Tonkatsu: Ton=Pork, Katsu=Cutlet : Tonkatsu is the Japanese version of pork schnitzel.
The other day, I made a huge batch of “Japanese Curry) which is totally a different dish from the Indian version, and suddenly I wanted to have Katsu-Curry (Japanese Curry with pork cutlet).
- Pork Loin (I usually look for ones with more fat!)
- Panko (Japanese Breading, which is more coarse than the typical American ones)
- Salt, Pepper
- Vegetable Oil
- Pound pork with either meat pounder or back of the knife
- If you like cheese, try Cheesy-Tonkatsu by cut a slit on the side of the loin (make it almost like a bag) before pounding. Once pound the meat, fill the slit with your favorite melting cheese
- Salt/Pepper the pork once pounded
- Coat the pork with flour, dip in beaten eggs, cover it with panko, then dip back in egg and put more panko for extra crispy crust. You can go without the second round of egg and panko, but this will make the crust very light and crispy and worth it IMO…
- Heat oil in deep pot, in medium (or slightly lower) heat. I don’t know the actual temperature for the oil, but when you drop a piece of bread crumbs, and if it het the bottom and raise back up right away with bubbles, you know it’s ready… (or if you have wooden chop sticks, dip in oil and if they start bubbling it’s ready…)
- Now the fun part. Start deep frying! Almost whenever I fry things, I double fry them. It ensure the ingredients are cooked all the way through, and also makes the crust crispy, even after getting cold!

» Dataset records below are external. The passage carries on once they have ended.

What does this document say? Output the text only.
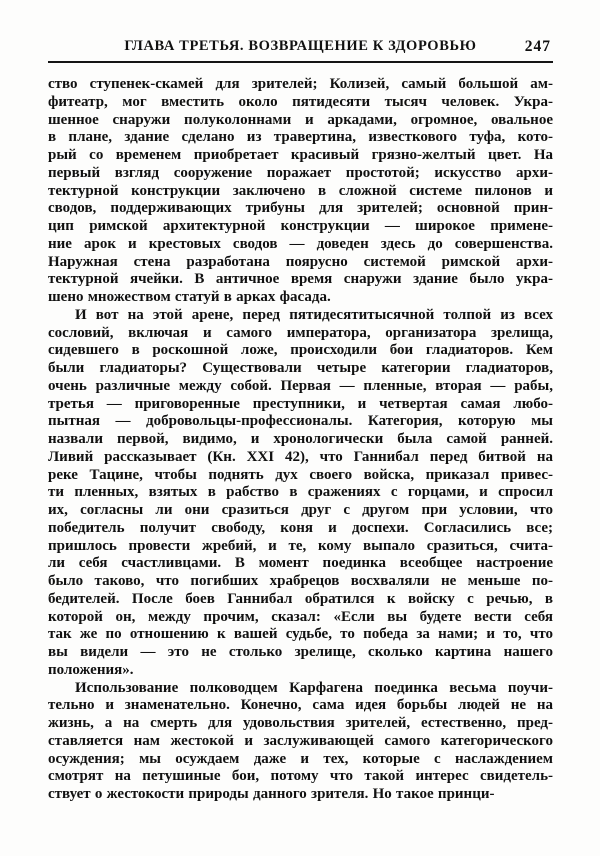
ГЛАВА ТРЕТЬЯ. ВОЗВРАЩЕНИЕ К ЗДОРОВЬЮ	247

ство ступенек-скамей для зрителей; Колизей, самый большой ам-
фитеатр, мог вместить около пятидесяти тысяч человек. Укра-
шенное снаружи полуколоннами и аркадами, огромное, овальное
в плане, здание сделано из травертина, известкового туфа, кото-
рый со временем приобретает красивый грязно-желтый цвет. На
первый взгляд сооружение поражает простотой; искусство архи-
тектурной конструкции заключено в сложной системе пилонов и
сводов, поддерживающих трибуны для зрителей; основной прин-
цип римской архитектурной конструкции — широкое примене-
ние арок и крестовых сводов — доведен здесь до совершенства.
Наружная стена разработана поярусно системой римской архи-
тектурной ячейки. В античное время снаружи здание было укра-
шено множеством статуй в арках фасада.

И вот на этой арене, перед пятидесятитысячной толпой из всех
сословий, включая и самого императора, организатора зрелища,
сидевшего в роскошной ложе, происходили бои гладиаторов. Кем
были гладиаторы? Существовали четыре категории гладиаторов,
очень различные между собой. Первая — пленные, вторая — рабы,
третья — приговоренные преступники, и четвертая самая любо-
пытная — добровольцы-профессионалы. Категория, которую мы
назвали первой, видимо, и хронологически была самой ранней.
Ливий рассказывает (Кн. XXI 42), что Ганнибал перед битвой на
реке Тацине, чтобы поднять дух своего войска, приказал привес-
ти пленных, взятых в рабство в сражениях с горцами, и спросил
их, согласны ли они сразиться друг с другом при условии, что
победитель получит свободу, коня и доспехи. Согласились все;
пришлось провести жребий, и те, кому выпало сразиться, счита-
ли себя счастливцами. В момент поединка всеобщее настроение
было таково, что погибших храбрецов восхваляли не меньше по-
бедителей. После боев Ганнибал обратился к войску с речью, в
которой он, между прочим, сказал: «Если вы будете вести себя
так же по отношению к вашей судьбе, то победа за нами; и то, что
вы видели — это не столько зрелище, сколько картина нашего
положения».

Использование полководцем Карфагена поединка весьма поучи-
тельно и знаменательно. Конечно, сама идея борьбы людей не на
жизнь, а на смерть для удовольствия зрителей, естественно, пред-
ставляется нам жестокой и заслуживающей самого категорического
осуждения; мы осуждаем даже и тех, которые с наслаждением
смотрят на петушиные бои, потому что такой интерес свидетель-
ствует о жестокости природы данного зрителя. Но такое принци-
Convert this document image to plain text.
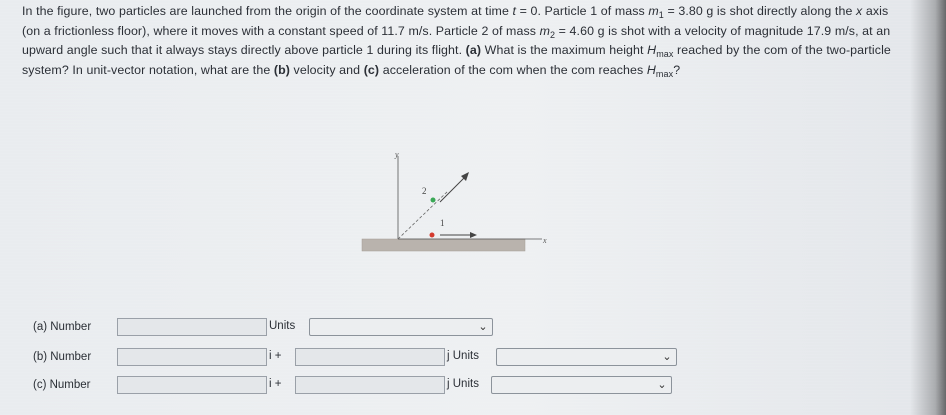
In the figure, two particles are launched from the origin of the coordinate system at time t = 0. Particle 1 of mass $m_1 = 3.80$ g is shot directly along the x axis (on a frictionless floor), where it moves with a constant speed of 11.7 m/s. Particle 2 of mass $m_2 = 4.60$ g is shot with a velocity of magnitude 17.9 m/s, at an upward angle such that it always stays directly above particle 1 during its flight. (a) What is the maximum height $H_{max}$ reached by the com of the two-particle system? In unit-vector notation, what are the (b) velocity and (c) acceleration of the com when the com reaches $H_{max}$?
y
x
2
1
(a) Number	Units	⌄
(b) Number	i +	j Units	⌄
(c) Number	i +	j Units	⌄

- The first frying is to get the crust cooked solid, and start getting some heat in to the meat. Once the first frying is done put it aside on a rack, while frying the rest of the pieces
- After all pieces get the first bathe in oil, start the second frying. While sitting on the rack the remaining heat will continue cooking the meat, and this round of cooking is to get a color on the crust.
Tonkatsu matches very well with shredded cabbage. I usually layer cabbage and lettuce leaves, and then shred them together for better (or at least for me) texture. Then pour “Tonkatsu Sauce (Must have, and easily found at any Asian Grocery stores), Karashi (Japanese Mustard), and mayonnaise if you like it.
Of course the freshly fried ones taste the best, but you can freeze them and then warm it up in oven if you cook a lot (which I always do).